El diputado de ERC Gabriel Rufián gritaba «vergüenza» desde su escaño en el Congreso de los Diputados. Y aunque no se refería a sí mismo, probablemente es lo único acertado que dijo en la bronca sesión parlamentaria que acabó con su expulsión y un cruce de acusaciones entre los diputados republicanos catalanes y el ministro de Asuntos Exteriores, Josep Borrell, acusación de escupitajo incluida. Porque eso, que fue una auténtica vergüenza que solo contribuye a aumentar, si cabe, el desprestigio de la política y los políticos, es la única conclusión que deja la lamentable sesión parlamentaria de ayer. Lo más triste, y preocupante, es que no podemos decir ni que se trató de un episodio aislado ni que no se veía venir. La degradación --de las formas empleadas, pero también de los fondos intelectuales del debate-- es una de las características de la vida política española en la actualidad, y es más síntoma que causa de la grave crisis institucional que a todos los niveles azota a España.

Es de sobra conocido que el estilo oratorio del diputado Rufián enerva a sus adversarios políticos, que busca el efectismo y que emplea el insulto y la descalificación grosera a veces sin argumentar siquiera los motivos. Son varios los incidentes que tiene a sus espaldas, y va siendo hora de que su organización deje de utilizarlo como ariete despreciativo en una institución a la que, si acepta formar parte de la misma, debe respetar. Pero no hay que caer en el error de personalizar únicamente en el parlamentario de ERC una degradación que es generalizada. Está el discurso político español repleto de fake news, hipérboles injustificadas y, directamente, falsedades.
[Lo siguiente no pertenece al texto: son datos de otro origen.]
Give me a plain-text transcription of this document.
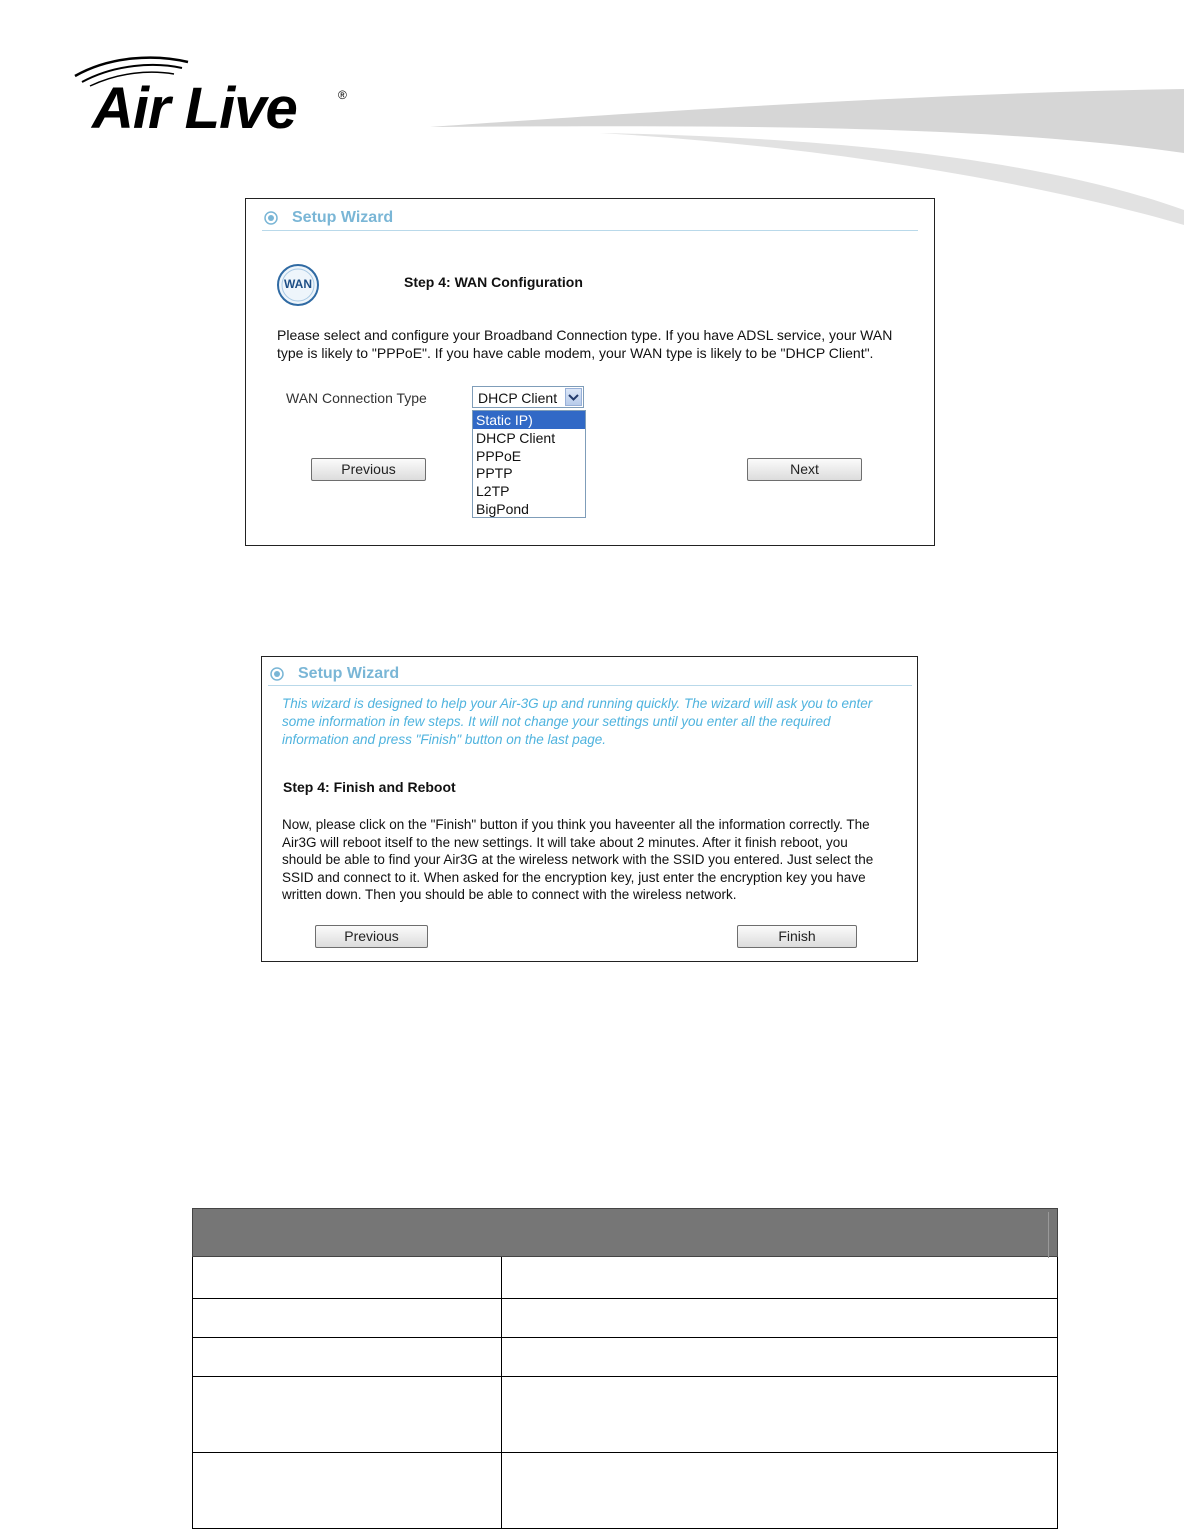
Air Live	®
Setup Wizard
WAN	Step 4: WAN Configuration
Please select and configure your Broadband Connection type. If you have ADSL service, your WAN
type is likely to "PPPoE". If you have cable modem, your WAN type is likely to be "DHCP Client".
WAN Connection Type	DHCP Client
Static IP)
DHCP Client
PPPoE
PPTP
L2TP
BigPond
Previous	Next
Setup Wizard
This wizard is designed to help your Air-3G up and running quickly. The wizard will ask you to enter
some information in few steps. It will not change your settings until you enter all the required
information and press "Finish" button on the last page.
Step 4: Finish and Reboot
Now, please click on the "Finish" button if you think you haveenter all the information correctly. The
Air3G will reboot itself to the new settings. It will take about 2 minutes. After it finish reboot, you
should be able to find your Air3G at the wireless network with the SSID you entered. Just select the
SSID and connect to it. When asked for the encryption key, just enter the encryption key you have
written down. Then you should be able to connect with the wireless network.
Previous	Finish
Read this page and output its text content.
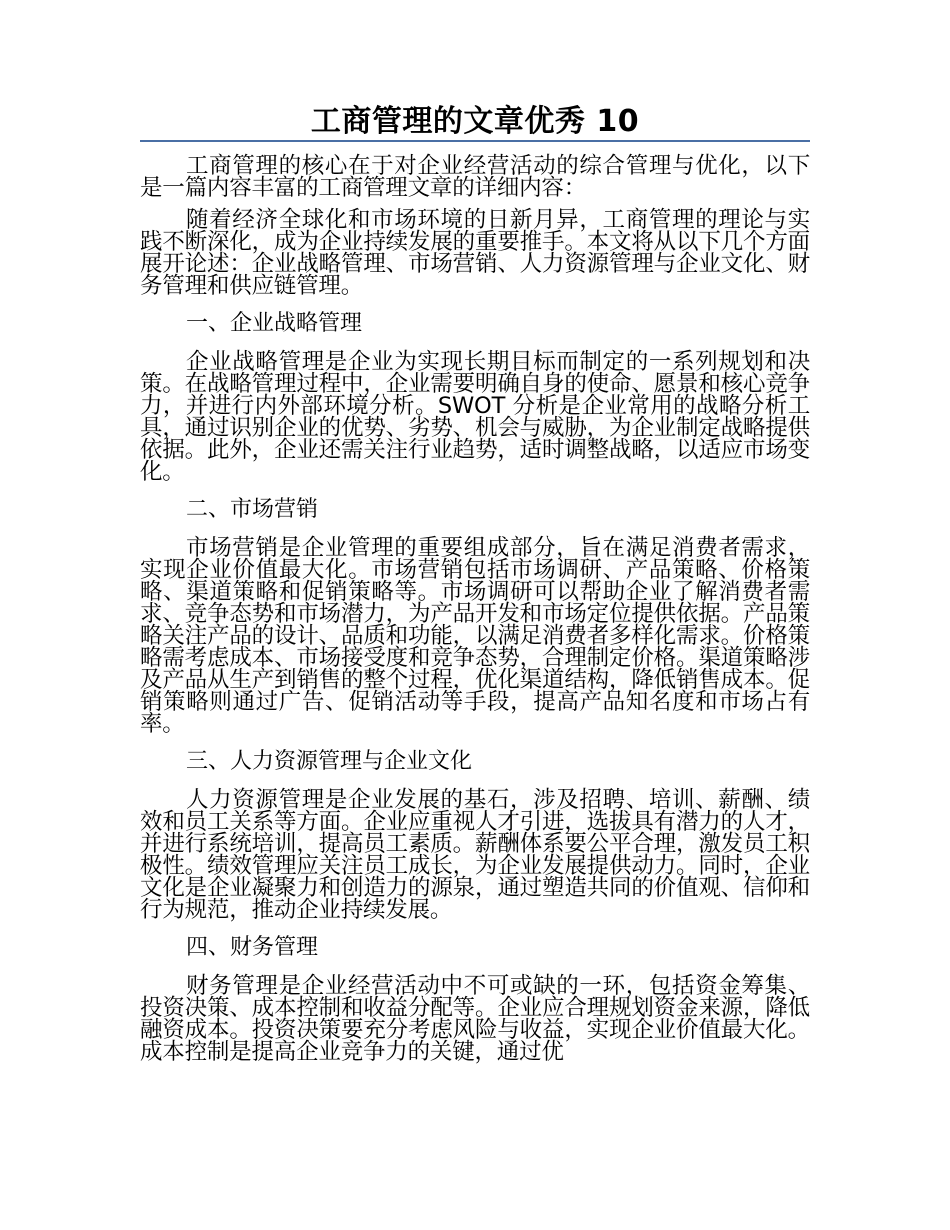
工商管理的文章优秀 10

工商管理的核心在于对企业经营活动的综合管理与优化，以下是一篇内容丰富的工商管理文章的详细内容：

随着经济全球化和市场环境的日新月异，工商管理的理论与实践不断深化，成为企业持续发展的重要推手。本文将从以下几个方面展开论述：企业战略管理、市场营销、人力资源管理与企业文化、财务管理和供应链管理。

一、企业战略管理

企业战略管理是企业为实现长期目标而制定的一系列规划和决策。在战略管理过程中，企业需要明确自身的使命、愿景和核心竞争力，并进行内外部环境分析。SWOT 分析是企业常用的战略分析工具，通过识别企业的优势、劣势、机会与威胁，为企业制定战略提供依据。此外，企业还需关注行业趋势，适时调整战略，以适应市场变化。

二、市场营销

市场营销是企业管理的重要组成部分，旨在满足消费者需求，实现企业价值最大化。市场营销包括市场调研、产品策略、价格策略、渠道策略和促销策略等。市场调研可以帮助企业了解消费者需求、竞争态势和市场潜力，为产品开发和市场定位提供依据。产品策略关注产品的设计、品质和功能，以满足消费者多样化需求。价格策略需考虑成本、市场接受度和竞争态势，合理制定价格。渠道策略涉及产品从生产到销售的整个过程，优化渠道结构，降低销售成本。促销策略则通过广告、促销活动等手段，提高产品知名度和市场占有率。

三、人力资源管理与企业文化

人力资源管理是企业发展的基石，涉及招聘、培训、薪酬、绩效和员工关系等方面。企业应重视人才引进，选拔具有潜力的人才，并进行系统培训，提高员工素质。薪酬体系要公平合理，激发员工积极性。绩效管理应关注员工成长，为企业发展提供动力。同时，企业文化是企业凝聚力和创造力的源泉，通过塑造共同的价值观、信仰和行为规范，推动企业持续发展。

四、财务管理

财务管理是企业经营活动中不可或缺的一环，包括资金筹集、投资决策、成本控制和收益分配等。企业应合理规划资金来源，降低融资成本。投资决策要充分考虑风险与收益，实现企业价值最大化。成本控制是提高企业竞争力的关键，通过优
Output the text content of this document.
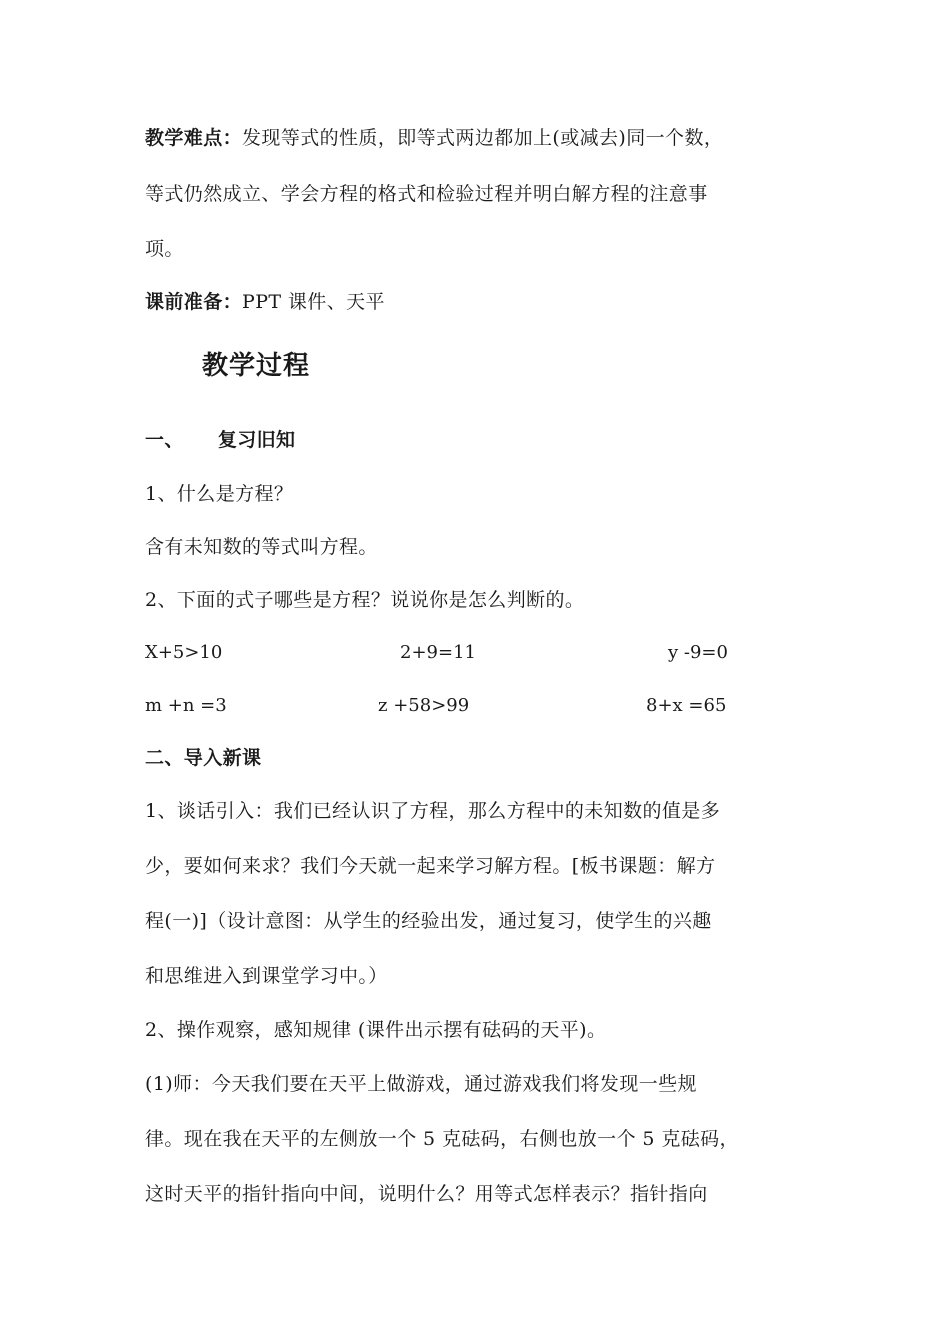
教学难点：发现等式的性质，即等式两边都加上(或减去)同一个数，
等式仍然成立、学会方程的格式和检验过程并明白解方程的注意事
项。
课前准备：PPT 课件、天平
教学过程
一、 复习旧知
1、什么是方程？
含有未知数的等式叫方程。
2、下面的式子哪些是方程？说说你是怎么判断的。
X+5>10	2+9=11	y -9=0
m +n =3	z +58>99	8+x =65
二、导入新课
1、谈话引入：我们已经认识了方程，那么方程中的未知数的值是多
少，要如何来求？我们今天就一起来学习解方程。[板书课题：解方
程(一)]（设计意图：从学生的经验出发，通过复习，使学生的兴趣
和思维进入到课堂学习中。）
2、操作观察，感知规律 (课件出示摆有砝码的天平)。
(1)师：今天我们要在天平上做游戏，通过游戏我们将发现一些规
律。现在我在天平的左侧放一个 5 克砝码，右侧也放一个 5 克砝码，
这时天平的指针指向中间，说明什么？用等式怎样表示？指针指向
Se han banalizado palabras muy graves, como fascismo y golpismo, y hechos y actitudes similares cuando no idénticos son interpretados de forma diferente dependiendo de si se dan en las filas propias o en las ajenas. Un jefe de la oposición llama golpista al presidente del Gobierno y ya parece algo normal. Y no lo es.

El duelo retórico es el alma del parlamentarismo, y que el debate político e ideológico sea acalorado forma parte de las reglas del juego de la democracia. Pero una cosa es la vehemencia y la esgrima retórica en la defensa de los argumentos propios y la refutación de los del adversario y otro asunto muy diferente es la infantilización del discurso, el insulto permanente, la mentira por sistema, la banalización de la política y la falta de respeto permanente y continuada no solo hacia el oponente, sino al Parlamento y a la misma ciudadanía. El Congreso no es Twitter. La política no es un circo romano. Y la opinión pública no es una masa amorfa e informe que reacciona a base de golpes de efecto, fake news y supuestos arrebatos de ingenio. Si no son capaces de solucionar los problemas de los ciudadanos, al menos que no les falten el respeto. Si no es mucho pedir.